Monday, May 26, 2008


As the credits rolled on GTA IV I started to wonder how much the game cost to make, so after some searching... $100 million. After some additional searching you figure out that GTA IV is the first game to eclipse Shenmue in this category. All roads take you back to Shenmue. Shenmue cost a reported 70 million.

In a handful of ways, the comparisons are there. Come to think about it there may not be a GTA IV without Shenmue. Besides the gameplay; the story is similar. Our main protagonists are hell bent on revenge. Ryo is hunting down the person who murdered his father, Niko is looking for a person who betrayed him and both characters have doomed relationships and find only emptiness in revenge.

Shenmue can't really be considered a 'sandbox' game like GTA titles can. Shenmue has a clock that haunts your dreams and keeps things moving forward. Ryo needs his sleep, man! GTA IV uses that gameplay element a bit more now then previous installments. I felt more rushed in GTA IV but a big motivator there was story whereas in Shenmue the story sometimes left you looking for sailors, dropping yen into a Hang-On cabinet and working a regular job moving boxes around, which only made it seem like a sandbox.

The thing Shenmue had going for it was intimacy. I really felt like I was part of the world. GTA IV has that as well, but it just can't compare. Even if I could have, I would never even have thought of jumping to my death from 50 stories while firing off rounds from my carbine all the while hoping to land on a vehicle just to see what happens to Ryo. The story in GTA got to me, but not enough to prevent me from trying those types of things. Money comes easily to Nikko, not so easily for Ryo, playing Lucky Hit could only earn him so much.

Now that I've finished up the GTA IV story I can't help but think of how refreshing it would be to have a game with the same elements, but without the witty advertising, cursing, vulgar talk radio stations, ethnic stereotypes, etc... not that I don't like it, it's just that sometimes it took me out of the game. That said, there is definitely a self awareness about it at Rockstar throughout the game though. At one point even, Niko switches off the radio station, stating that he couldn't stand it anymore. I was impressed. It also made me wonder if there is another game that Rockstar wants to make but cannot because it wouldn't sell. Maybe a game closer akin to Shenmue.

Think about the buzz around a Shenmue game made by Take-Two's Rockstar.

Think about it.

Monday, May 12, 2008


Wow. It's rare that something comes along with a lot of anticipation then surpasses your expectations. Rockstar has outdone themselves. The game is incredible. When reading the reviews about the game you might feel bad for the folks that review for a living. They play games as a job, not for the fun of it or for (gasp) the experience of it. GTA 4 is a rare treat for someone like me. First impressions after firing it up are jarring. I expected it to look and feel much like San Andreas. Nothing could be farther from that statement. Meaning, it is clear that it is by the same folks, but the boyish story in the previous installment is gone. The story, which is what I figured would fall flat, it much more gripping.
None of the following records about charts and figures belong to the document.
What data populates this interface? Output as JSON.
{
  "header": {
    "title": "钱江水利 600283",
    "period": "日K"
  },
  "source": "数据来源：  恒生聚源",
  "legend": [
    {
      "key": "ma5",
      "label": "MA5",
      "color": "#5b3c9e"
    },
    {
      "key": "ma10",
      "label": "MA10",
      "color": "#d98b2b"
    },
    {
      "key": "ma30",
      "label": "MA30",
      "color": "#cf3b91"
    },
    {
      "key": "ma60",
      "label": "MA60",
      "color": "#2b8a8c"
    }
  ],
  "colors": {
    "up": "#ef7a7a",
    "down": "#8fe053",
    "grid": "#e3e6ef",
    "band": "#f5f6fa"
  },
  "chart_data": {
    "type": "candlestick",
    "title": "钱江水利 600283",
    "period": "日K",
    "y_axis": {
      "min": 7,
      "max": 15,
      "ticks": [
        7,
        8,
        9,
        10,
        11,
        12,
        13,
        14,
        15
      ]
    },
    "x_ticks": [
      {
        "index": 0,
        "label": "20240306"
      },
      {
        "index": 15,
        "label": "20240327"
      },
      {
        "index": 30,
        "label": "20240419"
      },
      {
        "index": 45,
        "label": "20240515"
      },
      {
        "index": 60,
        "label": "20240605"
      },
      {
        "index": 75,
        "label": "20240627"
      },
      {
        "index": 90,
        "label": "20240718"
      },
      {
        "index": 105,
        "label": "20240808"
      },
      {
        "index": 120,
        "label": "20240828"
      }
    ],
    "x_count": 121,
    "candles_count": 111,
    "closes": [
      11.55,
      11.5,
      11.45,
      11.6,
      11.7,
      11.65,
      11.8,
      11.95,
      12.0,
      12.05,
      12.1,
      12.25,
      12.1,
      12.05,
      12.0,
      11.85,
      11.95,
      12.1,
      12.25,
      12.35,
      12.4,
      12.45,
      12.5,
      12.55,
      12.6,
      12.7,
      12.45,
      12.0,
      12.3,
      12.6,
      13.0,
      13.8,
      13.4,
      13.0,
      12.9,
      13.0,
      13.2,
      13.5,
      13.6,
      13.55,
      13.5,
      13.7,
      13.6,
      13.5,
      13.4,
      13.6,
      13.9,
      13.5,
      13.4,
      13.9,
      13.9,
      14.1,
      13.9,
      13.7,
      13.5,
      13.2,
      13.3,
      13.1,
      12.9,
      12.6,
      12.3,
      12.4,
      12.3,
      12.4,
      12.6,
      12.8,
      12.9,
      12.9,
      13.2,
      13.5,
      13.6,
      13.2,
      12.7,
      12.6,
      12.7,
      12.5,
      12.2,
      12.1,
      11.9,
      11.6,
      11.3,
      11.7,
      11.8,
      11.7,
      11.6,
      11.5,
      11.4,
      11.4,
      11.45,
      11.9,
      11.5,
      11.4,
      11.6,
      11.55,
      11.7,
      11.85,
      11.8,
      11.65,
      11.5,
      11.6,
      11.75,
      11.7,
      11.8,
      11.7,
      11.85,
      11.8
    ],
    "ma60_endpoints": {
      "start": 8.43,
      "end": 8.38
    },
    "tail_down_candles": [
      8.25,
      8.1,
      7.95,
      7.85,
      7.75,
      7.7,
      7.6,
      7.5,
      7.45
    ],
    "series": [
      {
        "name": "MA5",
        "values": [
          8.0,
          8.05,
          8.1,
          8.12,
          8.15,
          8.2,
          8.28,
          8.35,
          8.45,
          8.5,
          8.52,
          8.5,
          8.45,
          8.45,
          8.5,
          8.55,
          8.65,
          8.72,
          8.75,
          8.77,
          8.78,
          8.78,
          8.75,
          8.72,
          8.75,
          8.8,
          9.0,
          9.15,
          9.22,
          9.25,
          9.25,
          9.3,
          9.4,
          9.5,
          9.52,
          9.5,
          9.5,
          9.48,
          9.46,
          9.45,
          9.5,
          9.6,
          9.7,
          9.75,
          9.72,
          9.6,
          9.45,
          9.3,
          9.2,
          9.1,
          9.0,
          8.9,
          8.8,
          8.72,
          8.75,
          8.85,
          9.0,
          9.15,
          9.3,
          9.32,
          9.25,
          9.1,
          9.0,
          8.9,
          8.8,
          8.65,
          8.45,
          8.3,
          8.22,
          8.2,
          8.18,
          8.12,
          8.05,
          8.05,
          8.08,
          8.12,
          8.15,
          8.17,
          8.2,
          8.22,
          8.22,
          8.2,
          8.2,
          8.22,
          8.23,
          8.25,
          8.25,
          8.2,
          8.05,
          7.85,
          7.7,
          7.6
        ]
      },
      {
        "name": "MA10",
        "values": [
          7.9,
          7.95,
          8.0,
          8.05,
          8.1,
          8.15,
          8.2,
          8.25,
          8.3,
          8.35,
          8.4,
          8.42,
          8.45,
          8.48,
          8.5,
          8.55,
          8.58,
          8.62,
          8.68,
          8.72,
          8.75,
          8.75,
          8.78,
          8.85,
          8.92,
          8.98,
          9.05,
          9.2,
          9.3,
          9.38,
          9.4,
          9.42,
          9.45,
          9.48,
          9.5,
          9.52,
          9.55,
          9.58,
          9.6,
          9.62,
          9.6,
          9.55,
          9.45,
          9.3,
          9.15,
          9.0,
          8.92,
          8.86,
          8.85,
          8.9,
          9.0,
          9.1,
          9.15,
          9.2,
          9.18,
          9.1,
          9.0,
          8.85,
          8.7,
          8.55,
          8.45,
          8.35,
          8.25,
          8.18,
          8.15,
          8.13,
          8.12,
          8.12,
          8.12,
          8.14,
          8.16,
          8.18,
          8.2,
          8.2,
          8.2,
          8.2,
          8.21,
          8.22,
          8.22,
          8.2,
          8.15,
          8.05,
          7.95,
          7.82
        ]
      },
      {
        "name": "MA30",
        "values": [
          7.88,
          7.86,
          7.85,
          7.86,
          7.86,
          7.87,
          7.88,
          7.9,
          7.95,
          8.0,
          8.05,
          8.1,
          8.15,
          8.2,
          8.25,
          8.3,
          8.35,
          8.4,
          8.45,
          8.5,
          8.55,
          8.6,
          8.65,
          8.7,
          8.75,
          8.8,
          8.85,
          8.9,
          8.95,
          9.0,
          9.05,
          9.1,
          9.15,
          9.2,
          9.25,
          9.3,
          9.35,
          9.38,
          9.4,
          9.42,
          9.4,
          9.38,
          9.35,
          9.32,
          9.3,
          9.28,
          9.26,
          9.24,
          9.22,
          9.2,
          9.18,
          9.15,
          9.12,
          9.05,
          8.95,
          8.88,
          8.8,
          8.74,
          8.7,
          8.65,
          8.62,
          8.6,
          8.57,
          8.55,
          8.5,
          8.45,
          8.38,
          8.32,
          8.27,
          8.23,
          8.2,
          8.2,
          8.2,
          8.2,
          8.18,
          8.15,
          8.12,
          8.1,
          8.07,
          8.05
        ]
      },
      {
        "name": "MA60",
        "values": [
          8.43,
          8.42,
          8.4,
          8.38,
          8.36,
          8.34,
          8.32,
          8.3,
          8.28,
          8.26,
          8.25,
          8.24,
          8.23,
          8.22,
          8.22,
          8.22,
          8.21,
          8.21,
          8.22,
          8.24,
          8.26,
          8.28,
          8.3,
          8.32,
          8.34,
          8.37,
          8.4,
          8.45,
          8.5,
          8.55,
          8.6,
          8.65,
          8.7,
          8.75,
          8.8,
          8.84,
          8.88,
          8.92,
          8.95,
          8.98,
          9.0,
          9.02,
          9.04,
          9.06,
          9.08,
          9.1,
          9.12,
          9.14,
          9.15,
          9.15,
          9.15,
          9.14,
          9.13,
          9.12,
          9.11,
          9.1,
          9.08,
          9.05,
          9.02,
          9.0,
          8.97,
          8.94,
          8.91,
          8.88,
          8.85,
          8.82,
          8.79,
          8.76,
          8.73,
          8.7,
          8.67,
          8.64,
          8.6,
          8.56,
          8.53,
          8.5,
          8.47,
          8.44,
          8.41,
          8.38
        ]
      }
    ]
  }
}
Like and dislike, feelings.

One of the biggest changes perhaps is, well, me. Maybe I'm wiser, gone though a bit, been around long enough to have made bad decisions... but this game makes you, forces you, to take deep breathes. Dare I say; it has a bit of Shenmue to it. For example: you work on many relationships at once. The game allows you to invest time in certain characters, work for their friendship or love. Because I am the way I am, I tried to take one as far as the game would allow, when all the sudden it turned on me. I honestly felt sort of betrayed. I felt like taking a walk and watching the time go by, literally. So I did. Almost like adding my own cut to the story.

Marching On.

Rockstar didn't mess around. This game is worth every penny. The city looks and feels ridiculously good. I've never lived in NYC but I have visited on occasion, probably more then I should have. I vividly remember the colors of the city the day after New Years, the emptiness. I also remember taking a train from Islip on a Spring day in the middle of the week. Both contrasting images and feelings are in the game. My experiences are limited, so I can only imagine what someone who spent a lot of time there thinks. Regardless, the game sucks you in. Forces you to take in the character that is the city along with the human characters to run into along the way.

Some say this is the greatest video game experience of all time... They may be right, perhaps wrong. Either way, I'll be playing this game all the way through. Why not.